Babies and older children play with their genitals. You mightn’t like it but it’s perfectly normal. Little boys are especially likely to stretch their penis, squash it or make it go hard! Don’t draw attention to it by talking about or prohibiting it.

Your baby’s contrary behaviour

The battle of wills begins early. You may be bigger and stronger, but that won’t intimidate a baby. They can hold their own simply by refusing to cooperate with you. Sometimes the more they sense your eagerness to do or prevent the thing in question, the more they’ll resist and oppose you. Ignoring the behaviour whenever it’s feasible to do so is the best option.

Your baby’s rough activity

Banging, thrashing, tearing around and even turning themselves upside down is all about pushing the boundaries of physical development. They’re developing their sense of space and depth, so this activity’s normal and necessary.
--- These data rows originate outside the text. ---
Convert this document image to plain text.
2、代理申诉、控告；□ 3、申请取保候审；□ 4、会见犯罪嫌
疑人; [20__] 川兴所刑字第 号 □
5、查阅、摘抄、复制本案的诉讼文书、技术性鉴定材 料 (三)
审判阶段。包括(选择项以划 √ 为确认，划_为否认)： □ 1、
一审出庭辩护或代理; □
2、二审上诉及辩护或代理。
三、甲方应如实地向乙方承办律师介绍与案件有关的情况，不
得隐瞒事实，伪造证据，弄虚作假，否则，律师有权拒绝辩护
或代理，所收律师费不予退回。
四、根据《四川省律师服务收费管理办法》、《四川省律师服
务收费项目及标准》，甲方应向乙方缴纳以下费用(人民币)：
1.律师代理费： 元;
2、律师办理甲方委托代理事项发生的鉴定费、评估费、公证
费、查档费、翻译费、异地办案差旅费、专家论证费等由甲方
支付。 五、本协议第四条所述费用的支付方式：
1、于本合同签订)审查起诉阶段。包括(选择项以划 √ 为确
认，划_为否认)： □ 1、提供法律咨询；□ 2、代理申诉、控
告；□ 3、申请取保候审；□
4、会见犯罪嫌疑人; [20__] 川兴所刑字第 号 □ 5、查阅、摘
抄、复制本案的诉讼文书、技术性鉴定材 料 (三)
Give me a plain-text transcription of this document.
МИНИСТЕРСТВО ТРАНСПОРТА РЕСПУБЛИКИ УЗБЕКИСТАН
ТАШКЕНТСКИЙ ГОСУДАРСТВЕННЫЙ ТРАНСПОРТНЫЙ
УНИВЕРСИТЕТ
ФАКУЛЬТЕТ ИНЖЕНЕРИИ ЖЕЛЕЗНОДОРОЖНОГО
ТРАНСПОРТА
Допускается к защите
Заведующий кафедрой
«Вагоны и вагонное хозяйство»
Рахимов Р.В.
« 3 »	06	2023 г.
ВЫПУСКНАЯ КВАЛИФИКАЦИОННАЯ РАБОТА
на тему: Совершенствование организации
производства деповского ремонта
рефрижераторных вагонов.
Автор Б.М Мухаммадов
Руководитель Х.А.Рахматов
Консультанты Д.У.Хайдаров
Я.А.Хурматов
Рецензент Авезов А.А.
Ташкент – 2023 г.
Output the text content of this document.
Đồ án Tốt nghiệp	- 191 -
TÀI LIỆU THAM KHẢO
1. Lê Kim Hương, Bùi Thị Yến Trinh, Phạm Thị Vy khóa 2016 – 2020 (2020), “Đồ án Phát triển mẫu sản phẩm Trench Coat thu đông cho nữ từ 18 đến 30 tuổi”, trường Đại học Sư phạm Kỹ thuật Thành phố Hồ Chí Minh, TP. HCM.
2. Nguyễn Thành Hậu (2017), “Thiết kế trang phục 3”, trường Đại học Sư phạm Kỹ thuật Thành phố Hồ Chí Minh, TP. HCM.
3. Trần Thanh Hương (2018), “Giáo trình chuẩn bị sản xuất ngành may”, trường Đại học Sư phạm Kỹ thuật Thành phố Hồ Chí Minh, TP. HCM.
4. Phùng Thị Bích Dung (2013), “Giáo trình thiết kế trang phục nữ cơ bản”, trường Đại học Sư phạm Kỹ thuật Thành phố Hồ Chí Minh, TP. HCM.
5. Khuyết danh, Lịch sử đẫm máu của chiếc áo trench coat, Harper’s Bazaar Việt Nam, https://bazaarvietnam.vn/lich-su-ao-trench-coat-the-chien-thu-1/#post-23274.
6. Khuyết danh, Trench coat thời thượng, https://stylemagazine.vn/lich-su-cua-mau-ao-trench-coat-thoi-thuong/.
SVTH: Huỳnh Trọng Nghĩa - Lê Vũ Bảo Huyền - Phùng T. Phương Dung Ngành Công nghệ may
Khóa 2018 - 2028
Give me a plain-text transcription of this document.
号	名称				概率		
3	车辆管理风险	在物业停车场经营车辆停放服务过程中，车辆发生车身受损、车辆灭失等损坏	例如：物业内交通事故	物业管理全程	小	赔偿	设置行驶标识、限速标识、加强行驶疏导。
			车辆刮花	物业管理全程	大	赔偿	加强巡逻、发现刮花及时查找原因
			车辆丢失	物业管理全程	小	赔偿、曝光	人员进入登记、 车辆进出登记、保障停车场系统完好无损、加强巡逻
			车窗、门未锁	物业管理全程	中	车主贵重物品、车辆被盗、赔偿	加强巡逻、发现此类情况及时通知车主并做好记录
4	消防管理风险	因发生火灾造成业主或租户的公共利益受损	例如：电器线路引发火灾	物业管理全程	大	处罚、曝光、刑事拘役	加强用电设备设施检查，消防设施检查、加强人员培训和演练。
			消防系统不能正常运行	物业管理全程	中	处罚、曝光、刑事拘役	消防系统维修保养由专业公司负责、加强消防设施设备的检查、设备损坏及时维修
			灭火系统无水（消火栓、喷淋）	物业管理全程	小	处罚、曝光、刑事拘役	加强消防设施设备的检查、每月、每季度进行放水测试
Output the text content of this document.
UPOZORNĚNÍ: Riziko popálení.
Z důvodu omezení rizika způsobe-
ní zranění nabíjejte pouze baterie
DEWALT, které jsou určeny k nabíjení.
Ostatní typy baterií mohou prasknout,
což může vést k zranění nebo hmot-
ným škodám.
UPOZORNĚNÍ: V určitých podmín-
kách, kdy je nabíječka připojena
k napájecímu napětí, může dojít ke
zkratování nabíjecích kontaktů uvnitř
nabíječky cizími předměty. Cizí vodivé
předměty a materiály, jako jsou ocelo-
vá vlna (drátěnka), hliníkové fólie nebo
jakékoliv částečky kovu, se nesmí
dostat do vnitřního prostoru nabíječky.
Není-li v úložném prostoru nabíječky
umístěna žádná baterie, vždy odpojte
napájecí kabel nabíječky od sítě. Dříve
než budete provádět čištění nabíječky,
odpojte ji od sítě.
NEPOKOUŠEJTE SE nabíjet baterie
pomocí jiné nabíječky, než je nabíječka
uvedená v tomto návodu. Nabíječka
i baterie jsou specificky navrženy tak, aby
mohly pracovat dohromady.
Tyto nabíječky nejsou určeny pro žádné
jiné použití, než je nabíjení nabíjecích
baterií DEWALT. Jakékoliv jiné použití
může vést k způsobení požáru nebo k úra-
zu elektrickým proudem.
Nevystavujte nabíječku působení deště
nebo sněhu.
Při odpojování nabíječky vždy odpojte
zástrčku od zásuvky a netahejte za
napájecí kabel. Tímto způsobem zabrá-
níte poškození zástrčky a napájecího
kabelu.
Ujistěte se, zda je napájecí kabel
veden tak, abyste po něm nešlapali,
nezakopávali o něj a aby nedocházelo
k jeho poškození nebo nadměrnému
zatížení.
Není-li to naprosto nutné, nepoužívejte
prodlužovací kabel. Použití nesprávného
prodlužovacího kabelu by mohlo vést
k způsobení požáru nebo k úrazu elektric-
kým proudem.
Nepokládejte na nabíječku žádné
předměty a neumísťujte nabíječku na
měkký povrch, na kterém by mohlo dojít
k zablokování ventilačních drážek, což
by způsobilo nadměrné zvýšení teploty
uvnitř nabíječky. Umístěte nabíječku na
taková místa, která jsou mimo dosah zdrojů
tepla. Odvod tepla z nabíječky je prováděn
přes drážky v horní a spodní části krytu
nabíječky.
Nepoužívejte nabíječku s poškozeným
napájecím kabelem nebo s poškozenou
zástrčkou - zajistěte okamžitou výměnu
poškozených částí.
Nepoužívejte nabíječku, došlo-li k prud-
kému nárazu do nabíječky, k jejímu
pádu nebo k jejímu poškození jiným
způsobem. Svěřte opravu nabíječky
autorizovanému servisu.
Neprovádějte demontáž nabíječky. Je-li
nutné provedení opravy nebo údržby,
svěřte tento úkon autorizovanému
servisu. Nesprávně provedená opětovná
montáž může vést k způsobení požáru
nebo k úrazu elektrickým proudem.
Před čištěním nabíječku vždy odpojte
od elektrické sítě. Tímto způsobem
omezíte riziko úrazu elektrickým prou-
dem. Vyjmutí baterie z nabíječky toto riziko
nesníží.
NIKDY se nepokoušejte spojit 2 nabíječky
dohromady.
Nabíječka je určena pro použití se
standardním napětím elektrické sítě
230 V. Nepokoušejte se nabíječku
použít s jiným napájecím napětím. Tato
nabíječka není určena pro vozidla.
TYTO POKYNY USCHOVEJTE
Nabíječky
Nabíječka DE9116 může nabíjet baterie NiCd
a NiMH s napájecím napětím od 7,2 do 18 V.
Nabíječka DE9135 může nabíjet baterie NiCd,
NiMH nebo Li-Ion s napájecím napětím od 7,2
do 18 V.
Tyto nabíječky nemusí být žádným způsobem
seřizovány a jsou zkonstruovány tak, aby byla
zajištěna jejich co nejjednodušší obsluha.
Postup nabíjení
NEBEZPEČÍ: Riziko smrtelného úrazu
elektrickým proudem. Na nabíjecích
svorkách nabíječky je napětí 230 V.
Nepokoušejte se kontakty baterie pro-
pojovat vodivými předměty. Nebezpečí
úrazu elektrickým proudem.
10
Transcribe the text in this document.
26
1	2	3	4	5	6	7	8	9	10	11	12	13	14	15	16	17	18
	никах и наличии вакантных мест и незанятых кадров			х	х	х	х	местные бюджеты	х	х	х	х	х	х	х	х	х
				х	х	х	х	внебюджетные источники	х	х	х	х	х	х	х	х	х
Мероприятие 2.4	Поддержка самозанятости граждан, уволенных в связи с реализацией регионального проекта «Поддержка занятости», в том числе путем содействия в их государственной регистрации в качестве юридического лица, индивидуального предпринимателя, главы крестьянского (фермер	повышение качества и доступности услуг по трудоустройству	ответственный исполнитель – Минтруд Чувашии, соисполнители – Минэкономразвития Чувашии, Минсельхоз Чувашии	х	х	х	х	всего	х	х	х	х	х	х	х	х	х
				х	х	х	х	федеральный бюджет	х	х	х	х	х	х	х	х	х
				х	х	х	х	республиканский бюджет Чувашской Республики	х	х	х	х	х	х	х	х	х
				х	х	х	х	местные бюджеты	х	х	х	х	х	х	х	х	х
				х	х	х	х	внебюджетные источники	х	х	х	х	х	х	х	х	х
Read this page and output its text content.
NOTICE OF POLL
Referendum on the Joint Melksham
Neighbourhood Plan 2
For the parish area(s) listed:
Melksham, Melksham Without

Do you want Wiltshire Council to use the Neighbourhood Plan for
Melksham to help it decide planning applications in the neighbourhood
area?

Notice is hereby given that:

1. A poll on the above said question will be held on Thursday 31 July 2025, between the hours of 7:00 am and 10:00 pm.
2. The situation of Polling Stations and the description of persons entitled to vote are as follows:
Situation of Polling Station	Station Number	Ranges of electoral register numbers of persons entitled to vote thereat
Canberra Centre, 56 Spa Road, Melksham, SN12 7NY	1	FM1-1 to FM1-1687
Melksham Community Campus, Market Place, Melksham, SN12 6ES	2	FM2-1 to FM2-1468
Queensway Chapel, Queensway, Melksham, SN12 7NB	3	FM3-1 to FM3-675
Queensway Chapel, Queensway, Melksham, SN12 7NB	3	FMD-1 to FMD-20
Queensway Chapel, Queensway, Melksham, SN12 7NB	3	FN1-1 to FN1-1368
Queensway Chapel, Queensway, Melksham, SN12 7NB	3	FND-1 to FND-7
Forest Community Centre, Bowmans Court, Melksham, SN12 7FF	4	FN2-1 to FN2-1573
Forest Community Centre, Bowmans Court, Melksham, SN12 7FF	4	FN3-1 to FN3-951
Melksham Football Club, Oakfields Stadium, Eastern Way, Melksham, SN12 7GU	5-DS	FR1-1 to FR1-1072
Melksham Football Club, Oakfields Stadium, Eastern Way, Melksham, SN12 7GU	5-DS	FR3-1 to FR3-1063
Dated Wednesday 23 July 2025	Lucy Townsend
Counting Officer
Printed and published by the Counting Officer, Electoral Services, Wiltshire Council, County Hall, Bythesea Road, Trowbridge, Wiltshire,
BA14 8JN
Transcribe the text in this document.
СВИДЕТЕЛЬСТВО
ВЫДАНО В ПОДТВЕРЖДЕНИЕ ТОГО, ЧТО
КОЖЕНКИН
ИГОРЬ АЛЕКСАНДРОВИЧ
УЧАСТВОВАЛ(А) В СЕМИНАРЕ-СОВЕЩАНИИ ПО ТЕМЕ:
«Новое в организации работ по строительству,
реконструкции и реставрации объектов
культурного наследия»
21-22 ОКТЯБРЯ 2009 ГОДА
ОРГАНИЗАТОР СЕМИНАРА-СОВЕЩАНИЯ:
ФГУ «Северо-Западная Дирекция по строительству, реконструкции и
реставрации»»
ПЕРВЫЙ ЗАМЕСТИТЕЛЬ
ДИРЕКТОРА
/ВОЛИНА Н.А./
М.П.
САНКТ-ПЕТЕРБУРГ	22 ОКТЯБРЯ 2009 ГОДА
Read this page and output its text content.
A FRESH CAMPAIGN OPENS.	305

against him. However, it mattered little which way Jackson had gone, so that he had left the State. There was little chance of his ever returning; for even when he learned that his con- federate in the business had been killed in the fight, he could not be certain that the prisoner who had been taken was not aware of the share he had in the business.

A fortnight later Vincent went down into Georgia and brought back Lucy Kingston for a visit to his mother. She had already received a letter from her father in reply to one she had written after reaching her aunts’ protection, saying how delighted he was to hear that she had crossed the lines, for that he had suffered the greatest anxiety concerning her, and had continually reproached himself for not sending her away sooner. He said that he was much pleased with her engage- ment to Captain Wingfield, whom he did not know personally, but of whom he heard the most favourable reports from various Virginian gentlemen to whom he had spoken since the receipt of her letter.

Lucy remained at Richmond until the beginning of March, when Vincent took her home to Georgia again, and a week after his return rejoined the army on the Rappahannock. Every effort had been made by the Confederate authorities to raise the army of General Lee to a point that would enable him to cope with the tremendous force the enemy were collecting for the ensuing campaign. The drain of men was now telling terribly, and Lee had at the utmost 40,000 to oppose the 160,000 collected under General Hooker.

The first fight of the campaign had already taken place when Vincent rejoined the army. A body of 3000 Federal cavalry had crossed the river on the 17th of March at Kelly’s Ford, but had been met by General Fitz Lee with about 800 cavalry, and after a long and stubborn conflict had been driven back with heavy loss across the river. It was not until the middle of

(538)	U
Most babies love some rough play but it’s not a sign of aggression.

Your baby’s aggressive contact with other babies or adults

When we make friends as adults, we use sympathetic eye contact and perhaps gentle touch to express our positive feelings. Babies are more likely to stare and poke at other children to express their interest. They’ve no concept of ‘personal space’.

This often extends to grabbing and yanking other children. This is because they haven’t yet developed the fine motor skills that enable them to use small and accurate finger movements.

Babies can behave in apparently hostile ways even to a family member. This can be upsetting, as it usually involves the baby screaming at the person in question. This is simply a response to feeling unsafe and nothing personal. Remember it’s a passing phase.

Your baby’s repeated crying

On average, babies cry 1-2 hours a day. There’s often a straightforward explanation, such as hunger, discomfort, affection, teething, wind, which are all easy to check by a process of elimination.

Extended crying can signal a problem such as colic, which babies usually get in the first three months. Your health visitor can help. The one cry that’s a specific cause for concern is an unusual high-pitched cry or moan, which is one symptom of meningitis.

Does your baby have a learning difficulty?

The following could indicate a learning problem. If you’re worried, consult your health visitor.

• Being slow to sit up independently. More specifically, they’re over 8 months when they do.

• Making a lot of reaching and grasping moves with only limited success.


• Bottom shuffling rather than crawling. This may indicate later problems with reading, writing or sequencing.